Coupled and decoupled algorithms for semiconductor simulation

Algorithms for the numerical simulation are analyzed by computers of the steady state behavior of MOSFETs. The discretization and linearization of the nonlinear partial differential equations as well as the solution of the linearized systems are treated systematically. Thus we generate equations which do not exceed the floating point representations of modern computers and for which charge is conserved while appropriate maximum principles are preserved. A typical decoupling algorithm of the solution of the system of pde is analyzed as a fixed point mapping T. Bounds exist on the components of the solution and for sufficiently regular boundary geometries higher regularity of the derivatives as well. T is a contraction for sufficiently small variation of the boundary data.

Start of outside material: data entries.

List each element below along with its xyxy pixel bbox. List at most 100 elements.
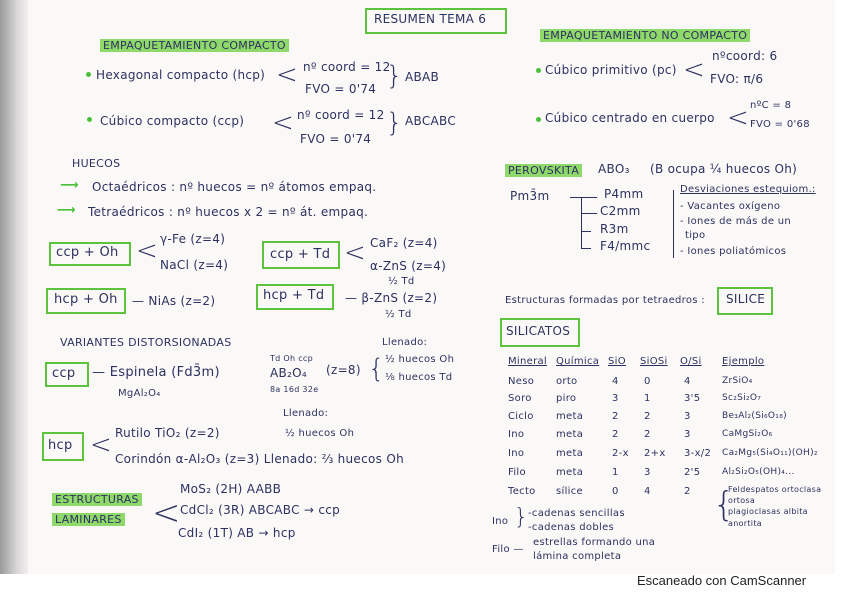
table-cell: CaMgSi₂O₆ [722, 429, 773, 439]
divider-line [673, 190, 674, 258]
hcp-label: Hexagonal compacto (hcp) [96, 68, 266, 82]
notebook-page [0, 0, 835, 574]
table-cell: 2 [644, 411, 651, 422]
arrow-icon: ⟶ [57, 203, 76, 218]
ccp-oh-box [49, 242, 131, 266]
octaedricos-text: Octaédricos : nº huecos = nº átomos empa… [92, 180, 377, 194]
table-cell: Tecto [508, 486, 536, 497]
brace-icon: { [368, 354, 385, 384]
hcp-oh-label: hcp + Oh [54, 292, 118, 307]
bullet-icon [536, 68, 541, 73]
table-cell: 2+x [644, 448, 666, 459]
tree-line [581, 197, 582, 249]
table-cell: Sc₂Si₂O₇ [722, 393, 762, 403]
corindon: Corindón α-Al₂O₃ (z=3) Llenado: ⅔ huecos… [115, 452, 404, 466]
ino-note-label: Ino [492, 516, 509, 527]
subgroup: C2mm [600, 204, 641, 218]
table-cell: 2 [644, 429, 651, 440]
compact-heading: EMPAQUETAMIENTO COMPACTO [100, 39, 289, 52]
table-cell: 3 [644, 467, 651, 478]
z8: (z=8) [326, 363, 361, 377]
desviacion-item: - Iones de más de un [680, 216, 792, 227]
alpha-zns: α-ZnS (z=4) [370, 259, 447, 273]
tecto-example: ortosa [728, 496, 756, 505]
subgroup: R3m [600, 222, 629, 236]
table-cell: 0 [612, 486, 619, 497]
table-cell: 4 [684, 376, 691, 387]
filo-note-label: Filo — [492, 544, 524, 555]
table-cell: Filo [508, 467, 526, 478]
fill-oh: ½ huecos Oh [385, 354, 455, 365]
bcc-fvo: FVO = 0'68 [750, 119, 810, 130]
tetraedros-text: Estructuras formadas por tetraedros : [505, 295, 705, 306]
hcp-fvo: FVO = 0'74 [305, 82, 377, 96]
abo3: ABO₃ [598, 162, 630, 176]
table-cell: meta [556, 411, 584, 422]
ccp-oh-label: ccp + Oh [56, 245, 119, 260]
table-cell: Al₂Si₂O₅(OH)₄... [722, 467, 795, 477]
huecos-heading: HUECOS [72, 157, 121, 170]
tree-line [581, 197, 597, 198]
cdcl2: CdCl₂ (3R) ABCABC → ccp [180, 503, 341, 517]
table-cell: piro [556, 393, 577, 404]
espinela: — Espinela (Fd3̄m) [92, 365, 220, 380]
table-cell: 4 [644, 486, 651, 497]
bullet-icon [536, 117, 541, 122]
table-cell: 3 [684, 429, 691, 440]
hcp-box-label: hcp [48, 438, 73, 453]
table-header: SiO [608, 356, 626, 367]
hcp-oh-box [46, 288, 126, 314]
table-cell: 3'5 [684, 393, 701, 404]
ccp-box [45, 362, 89, 387]
bullet-icon [86, 72, 91, 77]
gamma-fe: γ-Fe (z=4) [160, 232, 226, 246]
laminares-heading-2: LAMINARES [52, 513, 125, 526]
desviacion-item: - Iones poliatómicos [680, 246, 787, 257]
brace-icon: } [514, 505, 528, 530]
tecto-example: Feldespatos ortoclasa [728, 485, 822, 494]
tecto-example: plagioclasas albita [728, 507, 808, 516]
table-cell: Soro [508, 393, 532, 404]
branch-icon: < [152, 493, 181, 533]
tree-line [570, 197, 584, 198]
pc-label: Cúbico primitivo (pc) [545, 63, 677, 77]
hcp-seq: ABAB [405, 70, 440, 84]
silicatos-label: SILICATOS [506, 324, 571, 338]
table-cell: 2 [684, 486, 691, 497]
cdi2: CdI₂ (1T) AB → hcp [178, 526, 296, 540]
subgroup: P4mm [604, 187, 644, 201]
silicatos-box [500, 318, 580, 347]
laminares-heading-1: ESTRUCTURAS [52, 493, 142, 506]
branch-icon: < [276, 60, 298, 90]
table-cell: Ino [508, 429, 525, 440]
branch-icon: < [90, 430, 112, 460]
table-cell: 2-x [612, 448, 629, 459]
table-header: Ejemplo [722, 356, 765, 367]
branch-icon: < [272, 108, 294, 138]
ccp-fvo: FVO = 0'74 [300, 132, 372, 146]
desviacion-item: - Vacantes oxígeno [680, 201, 781, 212]
nacl: NaCl (z=4) [160, 258, 229, 272]
llenado-label: Llenado: [283, 408, 329, 419]
bcc-label: Cúbico centrado en cuerpo [545, 111, 715, 125]
table-cell: Ino [508, 448, 525, 459]
bcc-coord: nºC = 8 [750, 100, 792, 111]
brace-icon: } [386, 108, 403, 138]
branch-icon: < [136, 236, 158, 266]
table-cell: Neso [508, 376, 535, 387]
beta-zns: — β-ZnS (z=2) [345, 291, 438, 305]
pc-fvo: FVO: π/6 [710, 72, 764, 86]
ccp-box-label: ccp [52, 366, 76, 381]
mos2: MoS₂ (2H) AABB [180, 482, 282, 496]
ccp-coord: nº coord = 12 [297, 108, 385, 122]
bullet-icon [87, 117, 92, 122]
hcp-coord: nº coord = 12 [303, 60, 391, 74]
desviaciones-title: Desviaciones estequiom.: [680, 184, 816, 195]
table-cell: Ca₂Mg₅(Si₄O₁₁)(OH)₂ [722, 448, 818, 458]
silice-label: SILICE [726, 292, 766, 306]
page-edge-shadow [0, 0, 28, 574]
table-cell: orto [556, 376, 578, 387]
half-td: ½ Td [385, 309, 412, 320]
table-cell: meta [556, 467, 584, 478]
table-cell: 1 [644, 393, 651, 404]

It therefore follows that under those conditions the decoupling algorithm coverges to a unique fixed point which is the weak solution to the system of pdes in divergence form. A discrete algorithm which corresponds to a possible computer code is shown to converge if the discretizaion of the pde preserves the regularity properties mentioned above. A stronger convergence result is obtained by employing the higher regularity for enforcing the weak formulations of the pde more strongly. The execution speed of a modification of Newton's method, two versions of a decoupling approach and a new mixed solution algorithm are compared for a range of problems. The asymptotic complexity of the solution of the linear systems is identical for these approaches in the context of sparse direct solvers if the ordering is done in an optimal way.